I remember there was a push towards labeling all of the articles with a project which is how they are identified. Did that happen for the fall?

ragesoss commented 6 years ago

No, it didn't happen for the fall. I wonder how many were labeled in that way for spring 2016. I'll ask the team.

kjschiroo commented 6 years ago

I remember Ian and Adam making a concerted effort to get them labeled, although I don't know what portion they were needing to label. I could see how that would bring down the figures significantly though since it would omit many new articles that would be really positive by this metric.

ragesoss commented 6 years ago

@kjschiroo I must have something wrong with the filtering by project, because I get something very similar for spring 2016.

spring_2016

ragesoss commented 6 years ago

@kjschiroo With some print debugging, I note that it's putting about a million pages (1024116) into the 'pages of interest' set. That would mean about 1 out of 5 articles are in one of these science WikiProjects... seems a bit high, but maybe that's right?

kjschiroo commented 6 years ago

What is the total bytes added summing to for spring 2016? One potential issue I'm seeing here is that it only takes a couple people getting aggressive with their project labels to really change things and these changes end up being applied backward since their is no timestamp associated with them. One is the distribution of articles by project? Are their a couple that decided to go on a labeling spree.

Also, could you attach the results file?

I'm curious now. This could be an interesting thing about Wikipedia. It could be that when we were analyzing the new articles immediately after they were written we ended up getting a biased result because of our labeling efforts. If most new content is being added to new articles and those new articles take a while to get labeled, then there could have been a bunch of work that was happening, but we couldn't count as being relevant to our goal because it hadn't gotten a label yet. However, after a few months go by those articles slowly get project labels applied to them, then they end up counting. That's just a theory.

Let me go take a look at my labs account.

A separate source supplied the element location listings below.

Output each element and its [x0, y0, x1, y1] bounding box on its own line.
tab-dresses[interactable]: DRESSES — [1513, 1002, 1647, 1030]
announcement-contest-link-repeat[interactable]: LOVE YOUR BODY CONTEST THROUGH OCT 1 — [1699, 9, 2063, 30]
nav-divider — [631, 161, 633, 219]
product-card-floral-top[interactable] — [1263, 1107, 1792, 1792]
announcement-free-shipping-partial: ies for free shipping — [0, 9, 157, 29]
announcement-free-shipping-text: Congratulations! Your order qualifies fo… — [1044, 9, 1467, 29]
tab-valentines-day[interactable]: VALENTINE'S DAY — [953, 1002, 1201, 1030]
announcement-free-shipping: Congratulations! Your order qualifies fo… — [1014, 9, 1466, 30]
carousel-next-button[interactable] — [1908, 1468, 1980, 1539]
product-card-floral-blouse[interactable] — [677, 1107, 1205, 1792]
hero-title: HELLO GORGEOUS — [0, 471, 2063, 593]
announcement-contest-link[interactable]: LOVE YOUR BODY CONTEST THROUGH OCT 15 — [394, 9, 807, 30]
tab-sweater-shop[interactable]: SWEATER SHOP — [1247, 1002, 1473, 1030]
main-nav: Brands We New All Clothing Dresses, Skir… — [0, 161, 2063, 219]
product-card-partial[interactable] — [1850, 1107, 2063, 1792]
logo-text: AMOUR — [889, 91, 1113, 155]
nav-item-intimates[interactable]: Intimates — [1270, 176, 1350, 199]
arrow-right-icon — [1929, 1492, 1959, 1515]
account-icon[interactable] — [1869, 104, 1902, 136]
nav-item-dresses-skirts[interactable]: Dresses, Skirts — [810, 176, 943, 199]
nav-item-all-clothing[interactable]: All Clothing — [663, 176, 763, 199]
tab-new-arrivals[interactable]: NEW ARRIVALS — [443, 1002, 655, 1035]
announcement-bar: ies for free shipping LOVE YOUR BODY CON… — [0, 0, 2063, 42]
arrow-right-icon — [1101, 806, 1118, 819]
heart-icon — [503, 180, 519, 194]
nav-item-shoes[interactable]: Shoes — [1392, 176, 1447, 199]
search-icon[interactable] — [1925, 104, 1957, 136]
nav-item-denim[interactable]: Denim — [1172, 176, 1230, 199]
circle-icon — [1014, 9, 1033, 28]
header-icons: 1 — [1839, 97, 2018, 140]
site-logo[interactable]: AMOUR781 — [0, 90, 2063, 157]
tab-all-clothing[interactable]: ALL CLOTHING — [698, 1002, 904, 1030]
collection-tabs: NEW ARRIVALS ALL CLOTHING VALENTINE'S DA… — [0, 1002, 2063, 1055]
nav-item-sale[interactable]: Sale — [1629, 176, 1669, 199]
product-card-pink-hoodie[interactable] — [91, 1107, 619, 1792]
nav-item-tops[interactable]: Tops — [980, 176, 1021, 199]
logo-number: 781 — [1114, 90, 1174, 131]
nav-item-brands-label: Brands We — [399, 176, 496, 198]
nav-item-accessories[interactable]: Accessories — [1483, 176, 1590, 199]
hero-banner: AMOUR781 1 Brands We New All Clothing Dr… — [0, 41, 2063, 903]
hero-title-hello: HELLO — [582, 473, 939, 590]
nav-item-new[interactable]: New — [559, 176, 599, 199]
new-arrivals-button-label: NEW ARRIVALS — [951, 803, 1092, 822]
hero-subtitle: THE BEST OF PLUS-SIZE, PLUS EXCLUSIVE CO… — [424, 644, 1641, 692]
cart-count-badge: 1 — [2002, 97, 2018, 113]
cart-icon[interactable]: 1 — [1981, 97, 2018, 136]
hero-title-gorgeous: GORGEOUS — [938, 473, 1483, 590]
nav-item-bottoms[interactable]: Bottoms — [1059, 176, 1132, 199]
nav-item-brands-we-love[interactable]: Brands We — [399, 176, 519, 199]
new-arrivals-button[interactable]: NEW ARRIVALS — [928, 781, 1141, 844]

I might be able to find the old project-page list that I used.

ragesoss commented 6 years ago

@kjschiroo My results files...

fall and spring 2016 results.zip

kjschiroo commented 6 years ago

Something is going on here and I'm not sure what. I'm doing some basic sanity checks right now. Validating against your dashboard in Spring 2016 there were 3.73 million words added total. According to this data set in Spring 2016 in science alone 207,886,463 bytes were added iirc there are about 5 bytes per word so 41 million words.

You don't happen to have multiple copies of dump files sitting around do you?

I've got to run right now, but I'll upload the files I've been referencing from spring 2016 later.

kjschiroo commented 6 years ago

Here are my files. wikied.zip

I've also included the pages that were labeled as science at the time. It is around 670,000. So 1,000,000 is higher than I'd expect, but not totally unbelievable.

ragesoss commented 6 years ago

@kjschiroo I have all the gz files, including both stub-meta-history and stub-meta-current. Maybe that is a problem? Will try without the -current ones.

ragesoss commented 6 years ago

Extra dumps don't appear to be the problem. I got the same output when I tried after deleting the -current dumps.

I'm now trying to use a modified version of this program to get the overall portion of content contributed by students... which I think I can do just by handling the case of no page maps by setting pages to None, in which case it should process all mainspace pages... if I am understanding it correctly.

kjschiroo commented 6 years ago

I'd be concerned that there is a deeper issue going on here. The total counts should reflect what we observe on the dashboard.

kjschiroo commented 6 years ago

@ragesoss I'm looking into this and am having trouble with the mysql connection timing out. Would you be able to save me a bit of trouble and post your page_project_map.csv?

ragesoss commented 6 years ago

@kjschiroo I can get that to you on Monday. Don't have access to the file this weekend.

ragesoss commented 6 years ago

@kjschiroo I shared a dropbox folder that now has the file.